Hypothesis testing for Pareto distributions

Question

I wish to to some simple hypothesis testing of the form provided by T-Tests and ANOVA. However, my data is not normally distributed (it follows a Pareto distribution).

My understanding is that T-Tests make the assumption that the data is normally distributed and hence I won't be able to use them - is that correct? Is there something else I can do?

EDIT Here is some more info about my problem.

I'm trying to do some quality analysis on software defects, and am having trouble knowing where to start. One basic question I want to answer is:

Does software produced in department X have more defects than department Y?

As some background, we group changes to software as "patches", in which case the question becomes

Does the average patch from department X have more defects than department Y?

Here is a histogram of bugs / patch, N = 3700.

There is a philosophical issue of what it means to have "more" defects that I don't have a great answer to. The obvious choice for one of my limited knowledge is to compare the mean defects in each group, but as others have pointed out that's not clearly the best choice. The measure linked to by Procrastinator ($P(X<Y)$) seems like it captures my intuition well.

Answer 1

Interesting problem. This looks like an independent probability problem rather than a statistics problem, i.e., not a problem yielding a statistic like a $t$-statistic. For example, if the probability of having zero defects is 80%, then the probability of having one or more defects is 20%. If we assume that the probability of having any defect is unrelated to whether or not there is a defect in the "object" already, then yes, the probabilities chain, and look like a power function, because it is a power function. This relates to the probability of having only one defect ($p$) as $\sum _{i=1}^{\infty } p^i=\frac{p}{1-p}$. So for our example, we ask how did we get to having a 20% total defect rate and the answer is when single failure rate is $\frac{p}{1-p}=0.2$ or $p=\frac{1}{6}$.
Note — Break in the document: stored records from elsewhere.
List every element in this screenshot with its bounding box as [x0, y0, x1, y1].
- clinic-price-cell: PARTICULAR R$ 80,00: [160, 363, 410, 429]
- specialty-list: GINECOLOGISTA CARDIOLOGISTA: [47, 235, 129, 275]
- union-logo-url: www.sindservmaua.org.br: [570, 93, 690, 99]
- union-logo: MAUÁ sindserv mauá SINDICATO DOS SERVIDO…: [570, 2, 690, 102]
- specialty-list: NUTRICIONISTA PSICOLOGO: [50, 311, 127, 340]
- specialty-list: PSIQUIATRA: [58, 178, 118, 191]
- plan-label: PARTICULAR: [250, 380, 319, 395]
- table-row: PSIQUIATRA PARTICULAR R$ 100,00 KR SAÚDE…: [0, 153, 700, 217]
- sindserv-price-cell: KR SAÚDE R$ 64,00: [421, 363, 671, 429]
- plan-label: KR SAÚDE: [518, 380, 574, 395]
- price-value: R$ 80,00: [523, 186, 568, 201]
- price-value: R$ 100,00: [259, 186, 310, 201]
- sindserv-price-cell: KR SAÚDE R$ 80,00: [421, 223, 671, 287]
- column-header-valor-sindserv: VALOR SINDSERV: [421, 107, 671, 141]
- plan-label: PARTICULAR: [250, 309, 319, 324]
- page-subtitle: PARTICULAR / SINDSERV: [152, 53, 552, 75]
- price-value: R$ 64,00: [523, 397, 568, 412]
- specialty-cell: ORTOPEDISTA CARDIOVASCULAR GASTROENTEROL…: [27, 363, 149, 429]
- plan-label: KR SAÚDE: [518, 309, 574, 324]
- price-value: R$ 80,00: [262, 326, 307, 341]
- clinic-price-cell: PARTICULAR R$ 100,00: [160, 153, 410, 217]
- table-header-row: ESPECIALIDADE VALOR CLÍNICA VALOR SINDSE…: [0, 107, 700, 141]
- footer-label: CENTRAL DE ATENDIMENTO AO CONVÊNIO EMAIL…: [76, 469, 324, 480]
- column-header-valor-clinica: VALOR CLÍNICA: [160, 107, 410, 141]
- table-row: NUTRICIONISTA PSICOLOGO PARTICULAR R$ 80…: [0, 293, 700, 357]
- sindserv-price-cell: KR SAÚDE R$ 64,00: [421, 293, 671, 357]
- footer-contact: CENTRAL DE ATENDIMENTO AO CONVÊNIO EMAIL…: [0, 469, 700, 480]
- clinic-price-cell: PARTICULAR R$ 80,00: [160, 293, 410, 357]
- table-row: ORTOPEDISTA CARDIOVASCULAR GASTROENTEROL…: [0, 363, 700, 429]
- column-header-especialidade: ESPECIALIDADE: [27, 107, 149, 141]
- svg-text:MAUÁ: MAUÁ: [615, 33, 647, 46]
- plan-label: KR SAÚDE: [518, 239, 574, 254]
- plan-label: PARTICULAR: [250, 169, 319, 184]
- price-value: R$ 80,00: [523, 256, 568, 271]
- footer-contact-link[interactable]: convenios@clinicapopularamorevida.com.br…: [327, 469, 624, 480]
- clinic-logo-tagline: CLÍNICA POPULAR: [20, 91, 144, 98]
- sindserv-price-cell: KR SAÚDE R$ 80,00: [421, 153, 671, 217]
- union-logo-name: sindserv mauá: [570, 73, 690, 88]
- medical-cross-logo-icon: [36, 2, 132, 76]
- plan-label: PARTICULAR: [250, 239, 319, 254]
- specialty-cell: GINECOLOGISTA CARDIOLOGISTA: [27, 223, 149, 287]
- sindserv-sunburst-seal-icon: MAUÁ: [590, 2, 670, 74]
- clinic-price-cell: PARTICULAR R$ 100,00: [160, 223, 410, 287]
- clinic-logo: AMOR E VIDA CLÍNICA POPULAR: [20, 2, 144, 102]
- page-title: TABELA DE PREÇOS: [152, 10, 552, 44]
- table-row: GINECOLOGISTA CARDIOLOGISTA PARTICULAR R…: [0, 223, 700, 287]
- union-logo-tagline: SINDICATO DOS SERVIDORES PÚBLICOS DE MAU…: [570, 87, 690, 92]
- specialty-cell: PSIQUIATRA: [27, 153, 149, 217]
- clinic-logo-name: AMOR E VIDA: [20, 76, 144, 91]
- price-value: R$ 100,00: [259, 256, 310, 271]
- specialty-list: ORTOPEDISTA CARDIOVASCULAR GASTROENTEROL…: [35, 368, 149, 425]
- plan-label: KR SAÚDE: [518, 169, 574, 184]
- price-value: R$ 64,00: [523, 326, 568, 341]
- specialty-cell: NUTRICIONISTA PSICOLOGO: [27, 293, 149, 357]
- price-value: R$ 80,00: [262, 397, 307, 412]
Now the second part of the question is when is a failure rate significantly different from another failure rate. I think that this means that once we have the single failure rate from one experiment, $p1$, and another single failure rate from another experiment, $p2$, we can do a two-sample binomial probability test as outlined here. That is, I think so, but, we may need to be careful with what numbers we are substituting in. For example, the total number I do not think includes the multiple failure objects, just the number with no failures and those with single failures for the two-sample test. So now comes the tricky part, the calculated single failure rate from including multiple failures as part of the calculation may differ from the observed number of objects with only a single failure. It may be better to use the calculated single failure rate, rather than the observed rate, and it is even possible to calculate binomial probabilities for non-integer numbers of observations by using a continuous form of the binomial distribution. However, for approximate answers and for a large number of observations, that may be overkill, and nearest integer results are likely good enough for most purposes.